Tuesday, November 9, 2010

Im almost giving up....

I cant keep it up anymore...i just cant...everytime i want to say something with good intention...i end up screwing it up...i dun even trust myself to speak anymore...perhaps its becuz im not putting my message thru the right way...but i really dun mean any harm...i really was worried and wanted to help...in case its too late...but my message never got thru...i fail in communication skills...who am i to think that i can help others..especially when i cant even help myself...

Silence is my worst enemy...one of my classmate said before..."just dun talk to him for 1 week and he will come crawling back to you"...i admit...its true...so very true...now all of you know my weakness...happy using it against me...but i really cant take it...i cant take silence...ignoring me is the worst things anyone can do to me...it pains me to no end...but things were never about me...no...i try my best to help others...but unsure if i ever succeed...i always put up a strong front...so that others would not have to worry about me...for me..its all about others...but sometimes not getting a respond is even more hurtful...but if i think like this...then im not really helping becuz i want to...

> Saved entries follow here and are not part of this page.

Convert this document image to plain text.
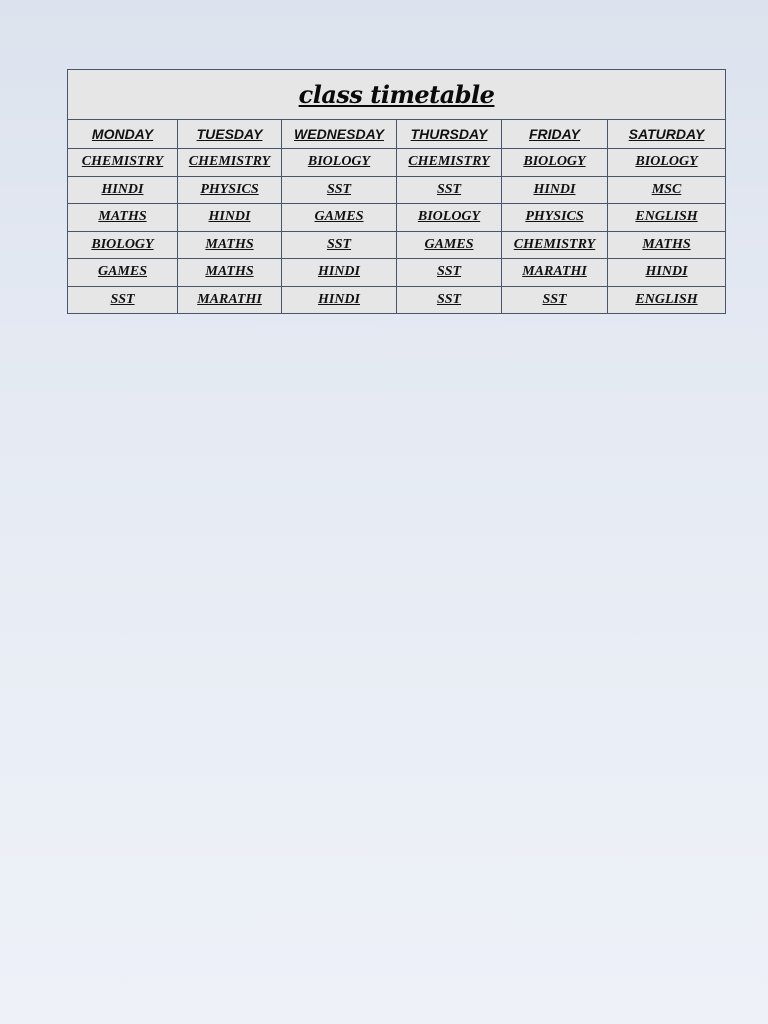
class timetable					
MONDAY	TUESDAY	WEDNESDAY	THURSDAY	FRIDAY	SATURDAY
CHEMISTRY	CHEMISTRY	BIOLOGY	CHEMISTRY	BIOLOGY	BIOLOGY
HINDI	PHYSICS	SST	SST	HINDI	MSC
MATHS	HINDI	GAMES	BIOLOGY	PHYSICS	ENGLISH
BIOLOGY	MATHS	SST	GAMES	CHEMISTRY	MATHS
GAMES	MATHS	HINDI	SST	MARATHI	HINDI
SST	MARATHI	HINDI	SST	SST	ENGLISH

I no longer trust myself anymore...for those whom i am someway or another helping...im sorry...i dun think i can continue...im gonna still go on studying...perhaps theres still hope for me...but as of now...im not gonna take any chances of ruining a persons life...i guess its safest to simply not talk unless needed...

But im not gonna give up...not for the long term...i dunno how long i can last...but i know there are people who still loves(not BF GF kind) me...and even though its those whom i am closest to that i hurt the most...im still gonna try...untill i run out of energy...im not gonna stop trying.